How do I quickly and efficiently hang myself Sup Forums?
>pic unrelated
How do I quickly and efficiently hang myself Sup Forums?
>pic unrelated
Bump
Last bump and I'll let it die
allright allright
1 - razor wire noose (cheese wire will do too)
2 - superglue or epoxy
3 - printouts of cringey feminazi shit and gay stuff
4 - scatter prinouts all around you
5 - noose self with wire and stand on stool
6 - glue hands to head
7 - jump
8 - die like a baller who tore his own head off because of the worlds stupidity
As fun as that sounds I only have nylon rope
thats gay dude, kys
if youre going to go out you gotta go out in style
I don't have the ability to obtain either of those because I don't have a running car or money and I live in the middle of nowhere
is there something tall nearby?
if so
- get phone
- place on ground near where youll land
- put on liveleak
- link to here
- do a backflip off talk thing
- land on head
- we all applaud your fabulous death and i spread that footage around rekt threads
worst way to kill yourself
Only trees. I live in 50 acres of woods
I don't have a gun or pills and I don't wanna be a faggot and slit my wrists
wait till youre inna city, you want people to see, you dont want to go out like a bitch with noone around
you dont , you live on and stop being such a faggot
Most of the towns around me are quite small and don't have tall enough buildings.
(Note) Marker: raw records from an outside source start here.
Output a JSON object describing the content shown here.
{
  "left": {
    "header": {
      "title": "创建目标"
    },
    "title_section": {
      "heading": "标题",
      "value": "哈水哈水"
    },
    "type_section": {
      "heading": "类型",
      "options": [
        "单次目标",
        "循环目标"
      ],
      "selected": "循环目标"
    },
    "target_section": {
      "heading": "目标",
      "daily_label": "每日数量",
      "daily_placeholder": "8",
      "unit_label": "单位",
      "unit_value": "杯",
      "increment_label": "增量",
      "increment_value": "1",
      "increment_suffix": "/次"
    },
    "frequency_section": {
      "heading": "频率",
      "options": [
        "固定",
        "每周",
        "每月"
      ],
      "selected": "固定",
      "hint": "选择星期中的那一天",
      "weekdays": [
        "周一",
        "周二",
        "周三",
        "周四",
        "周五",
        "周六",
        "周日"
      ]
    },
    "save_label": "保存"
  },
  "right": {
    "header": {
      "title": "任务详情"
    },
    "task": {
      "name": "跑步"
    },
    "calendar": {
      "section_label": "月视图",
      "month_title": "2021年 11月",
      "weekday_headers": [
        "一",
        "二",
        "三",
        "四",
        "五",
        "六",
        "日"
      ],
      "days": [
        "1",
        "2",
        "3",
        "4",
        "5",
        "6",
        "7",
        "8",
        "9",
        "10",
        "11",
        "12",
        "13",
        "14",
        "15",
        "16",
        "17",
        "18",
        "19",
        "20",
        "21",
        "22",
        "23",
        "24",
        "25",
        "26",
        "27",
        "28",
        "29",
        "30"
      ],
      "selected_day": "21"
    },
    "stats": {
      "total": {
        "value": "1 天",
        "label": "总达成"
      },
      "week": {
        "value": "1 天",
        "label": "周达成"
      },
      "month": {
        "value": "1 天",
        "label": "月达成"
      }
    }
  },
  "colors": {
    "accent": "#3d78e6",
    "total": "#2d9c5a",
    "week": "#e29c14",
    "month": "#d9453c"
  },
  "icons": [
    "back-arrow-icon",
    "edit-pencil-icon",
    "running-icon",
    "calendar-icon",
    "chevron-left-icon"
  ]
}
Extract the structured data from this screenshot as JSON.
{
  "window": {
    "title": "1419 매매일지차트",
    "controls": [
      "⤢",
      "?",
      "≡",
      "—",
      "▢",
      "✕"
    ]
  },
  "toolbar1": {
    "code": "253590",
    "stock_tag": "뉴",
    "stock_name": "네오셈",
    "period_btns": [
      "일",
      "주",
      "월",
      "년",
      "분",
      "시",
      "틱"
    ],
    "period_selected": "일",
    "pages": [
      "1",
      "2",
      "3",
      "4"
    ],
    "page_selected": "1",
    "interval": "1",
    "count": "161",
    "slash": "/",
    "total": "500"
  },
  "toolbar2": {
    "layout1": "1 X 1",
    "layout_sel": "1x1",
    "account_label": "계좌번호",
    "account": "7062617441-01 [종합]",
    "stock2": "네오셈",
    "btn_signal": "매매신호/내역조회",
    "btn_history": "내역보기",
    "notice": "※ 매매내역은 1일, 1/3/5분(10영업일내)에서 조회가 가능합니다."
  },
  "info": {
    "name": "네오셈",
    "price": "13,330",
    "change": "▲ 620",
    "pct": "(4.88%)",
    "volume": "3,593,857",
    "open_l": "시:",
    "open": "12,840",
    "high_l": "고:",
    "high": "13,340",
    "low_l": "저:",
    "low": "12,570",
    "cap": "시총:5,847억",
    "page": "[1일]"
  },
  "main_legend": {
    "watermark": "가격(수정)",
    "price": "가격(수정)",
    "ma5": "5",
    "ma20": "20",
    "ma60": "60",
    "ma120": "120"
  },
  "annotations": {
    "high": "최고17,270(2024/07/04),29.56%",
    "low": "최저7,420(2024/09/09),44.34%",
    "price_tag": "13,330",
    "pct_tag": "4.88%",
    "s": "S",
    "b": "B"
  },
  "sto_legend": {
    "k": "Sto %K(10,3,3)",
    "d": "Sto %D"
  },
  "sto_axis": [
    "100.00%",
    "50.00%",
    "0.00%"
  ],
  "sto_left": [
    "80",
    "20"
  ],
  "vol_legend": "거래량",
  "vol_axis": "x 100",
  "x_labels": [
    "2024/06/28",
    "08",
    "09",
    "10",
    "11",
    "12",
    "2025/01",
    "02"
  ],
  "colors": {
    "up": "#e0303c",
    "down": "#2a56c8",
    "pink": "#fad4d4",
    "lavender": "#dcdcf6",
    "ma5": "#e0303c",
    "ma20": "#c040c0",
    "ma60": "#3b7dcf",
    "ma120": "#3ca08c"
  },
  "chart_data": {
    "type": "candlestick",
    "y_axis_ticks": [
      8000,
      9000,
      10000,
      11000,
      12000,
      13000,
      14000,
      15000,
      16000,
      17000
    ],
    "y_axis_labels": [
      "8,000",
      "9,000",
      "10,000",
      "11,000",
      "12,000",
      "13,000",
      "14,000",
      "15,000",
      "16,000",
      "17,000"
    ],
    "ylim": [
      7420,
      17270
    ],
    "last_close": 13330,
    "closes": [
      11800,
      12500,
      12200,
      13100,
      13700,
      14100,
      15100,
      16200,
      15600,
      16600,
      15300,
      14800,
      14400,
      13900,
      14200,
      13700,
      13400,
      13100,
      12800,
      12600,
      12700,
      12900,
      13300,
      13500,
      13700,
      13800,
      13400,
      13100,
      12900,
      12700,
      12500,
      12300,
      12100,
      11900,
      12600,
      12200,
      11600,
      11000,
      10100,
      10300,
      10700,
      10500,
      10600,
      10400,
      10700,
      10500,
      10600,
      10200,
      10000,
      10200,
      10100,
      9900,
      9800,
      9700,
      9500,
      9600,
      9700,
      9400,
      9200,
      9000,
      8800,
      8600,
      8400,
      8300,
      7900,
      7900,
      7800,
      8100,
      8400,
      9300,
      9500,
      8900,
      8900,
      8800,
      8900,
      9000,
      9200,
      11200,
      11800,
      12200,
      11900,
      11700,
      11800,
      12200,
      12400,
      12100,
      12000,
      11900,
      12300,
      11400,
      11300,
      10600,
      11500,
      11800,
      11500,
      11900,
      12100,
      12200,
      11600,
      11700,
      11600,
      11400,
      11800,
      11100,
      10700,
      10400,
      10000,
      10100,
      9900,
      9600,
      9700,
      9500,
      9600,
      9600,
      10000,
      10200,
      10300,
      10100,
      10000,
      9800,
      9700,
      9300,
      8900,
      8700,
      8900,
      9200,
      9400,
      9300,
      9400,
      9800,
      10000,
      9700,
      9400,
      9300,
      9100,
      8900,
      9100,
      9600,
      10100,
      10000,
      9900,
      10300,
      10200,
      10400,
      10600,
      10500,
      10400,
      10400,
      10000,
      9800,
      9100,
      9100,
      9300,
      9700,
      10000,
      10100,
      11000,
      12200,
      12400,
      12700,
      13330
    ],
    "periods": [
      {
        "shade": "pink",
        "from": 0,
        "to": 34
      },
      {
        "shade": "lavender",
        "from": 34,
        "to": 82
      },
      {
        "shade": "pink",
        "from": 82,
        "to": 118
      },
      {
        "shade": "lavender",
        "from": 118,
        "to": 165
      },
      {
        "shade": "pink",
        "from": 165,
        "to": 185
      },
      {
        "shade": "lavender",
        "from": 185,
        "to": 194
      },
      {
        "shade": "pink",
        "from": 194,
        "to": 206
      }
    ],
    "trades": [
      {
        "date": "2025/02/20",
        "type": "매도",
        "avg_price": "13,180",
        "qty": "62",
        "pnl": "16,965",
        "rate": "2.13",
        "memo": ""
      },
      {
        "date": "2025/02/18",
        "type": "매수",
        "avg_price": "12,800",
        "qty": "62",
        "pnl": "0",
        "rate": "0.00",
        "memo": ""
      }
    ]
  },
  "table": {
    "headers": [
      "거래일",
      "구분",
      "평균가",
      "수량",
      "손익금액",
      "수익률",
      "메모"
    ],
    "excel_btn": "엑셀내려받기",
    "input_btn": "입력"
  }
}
I've always been a loner so I wouldn't care about dying in the woods alone
dont even bother killing yourself if you arent even going to make the obituaries page, wait tilll you have enough money or some other way make it to a city otherwise you become more pathetic in death than you were in life
dude if he does it liveleak nobody has to be around him, if someones around they will help his sorry and fuck it up anyway then OP will have to live as an puss instead of an hero
Just buy some helium
If I'm dead it doesn't really matter. No time on my phone for 3G so it won't be on liveleak regardless
I don't have money for that m8
Ok op heres what you do then
>Grab machete or knife or Axe
>Wonder into the woods, preferably get lost
>If your lost just try to live off the land and see how long you last
If your lucky you meet a bear and you can go out fighting like Leonardo Dicaprio dude... then youll definitly be an hero and tons of girls would suck your dick...if you were still alive and your face skin wasnt peeled off
There are definitely bears around where I live. This is a decent idea I guess. Still kinda prefer to just neck myself and end it though
Go out fighting bears... like a man...
Being a goddamn pussy all of your life has led you to creating this thread and now you got a chance to fucking make Chuck Norris look like a lil girl... you really wanna go out like a puss? Or do you wanna die...An hero?
Either way faggot if i was you id wait till after the election and join the Revolutionary Army after Hillary is elected by the establishment, thats what im doin.